How to Align Culture and Values
Someone recently asked me, “What’s the difference between values and culture?” Good question.
Here was my response:
Relevant and meaningful values set the strategic direction of an organization, and influence the culture by establishing expected behaviors. The opposite is not true.
But if decisions and behaviors occur that are not aligned with the values, then the culture is not yet aligned either. When this happens employees (and customers) view the values as fake and worthless.
Additionally, all organizations have a culture (good and not-so-good), which generally reflects what the people in power value. But not all organizations have well-defined or even stated values. (Note: when leaders reject the idea of having stated values it’s often because it means they have to give up some of their power).
In spite of the difference, the question remains: How can culture be aligned with the values?
Aligning Culture and Values
There are four key items required to align culture and values:
- Everyone is impacted. Values need to be integrated into every level of the organization, from C-Level executives to sales, marketing, operations, HR, and even to part-time employees. They also need to be incorporated into the hiring process, as well as the process for firing or reprimanding an employee and/or contractor.

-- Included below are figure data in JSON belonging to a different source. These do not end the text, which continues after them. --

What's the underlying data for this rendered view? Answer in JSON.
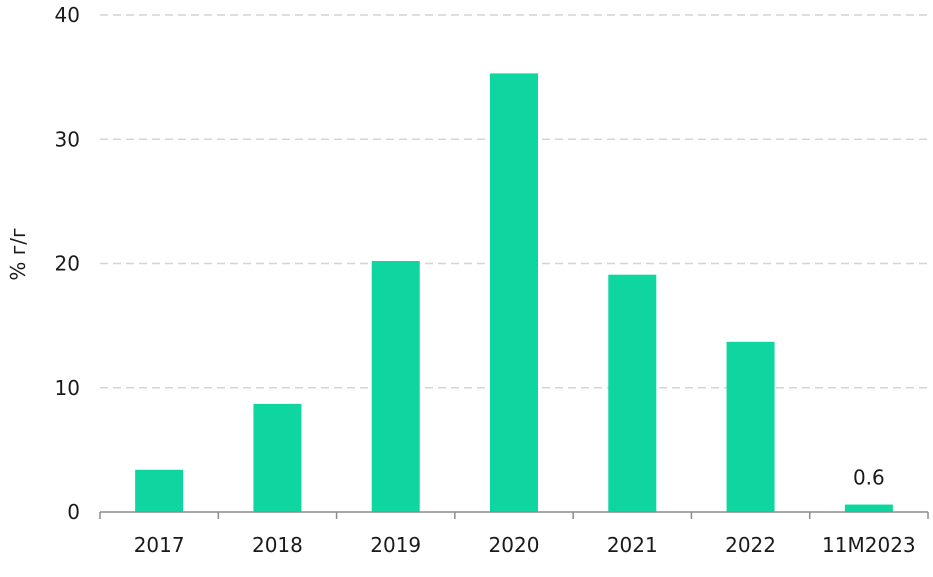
{
  "chart_data": {
    "type": "bar",
    "categories": [
      "2017",
      "2018",
      "2019",
      "2020",
      "2021",
      "2022",
      "11M2023"
    ],
    "values": [
      3.4,
      8.7,
      20.2,
      35.3,
      19.1,
      13.7,
      0.6
    ],
    "data_labels": [
      {
        "category": "11M2023",
        "text": "0.6"
      }
    ],
    "ylabel": "% г/г",
    "ylim": [
      0,
      40
    ],
    "yticks": [
      "0",
      "10",
      "20",
      "30",
      "40"
    ],
    "grid": true,
    "bar_color": "#0fd6a0",
    "grid_color": "#d4d4d4"
  }
}
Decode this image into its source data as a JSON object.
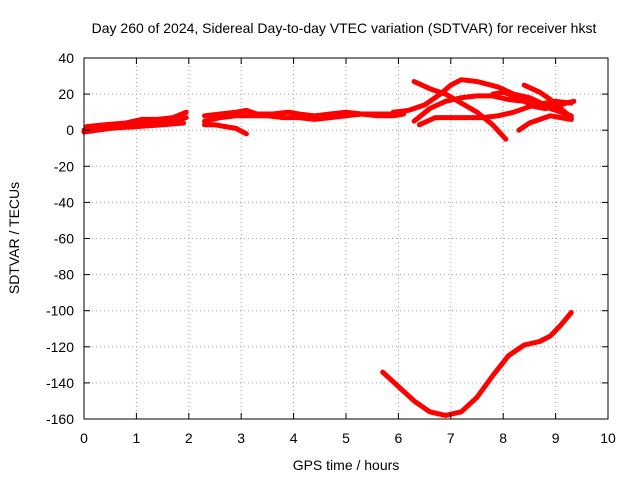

- People held accountable. The most effective method is when employees keep each other accountable (i.e. when one employee says to another “You might like to do that, but you can’t do that here!”). Leaders then need to acknowledge and reward good behavior, and correct or reprimand individuals when they violate the stated values (this applies to the leaders as well!).
- Ongoing communication. Values need to be clearly defined and reinforced through multiple mediums, such as:
- The company’s website, including the About page and Careers page.
- The code of Business Conduct document(s).
- The organization’s Annual Report.
- Corporate Sustainability Reports.
- Employee handbooks and onboarding documents.
- Posters in meeting rooms to remind employees of the stated values.
- Visible in marketing. Stated values need to be incorporated in an organization’s marketing and promotional activities, specifically in the messaging. This way not only employees know what they are expected to deliver but customers know what they can expect to receive (e.g. how Volvo promotes its key differentiating value of safety).
Bottom line: Aligning culture and values is about aligning employee behavior with the organization’s key priorities. The best way to ensure everyone shares the same priorities is to have people who share the same values.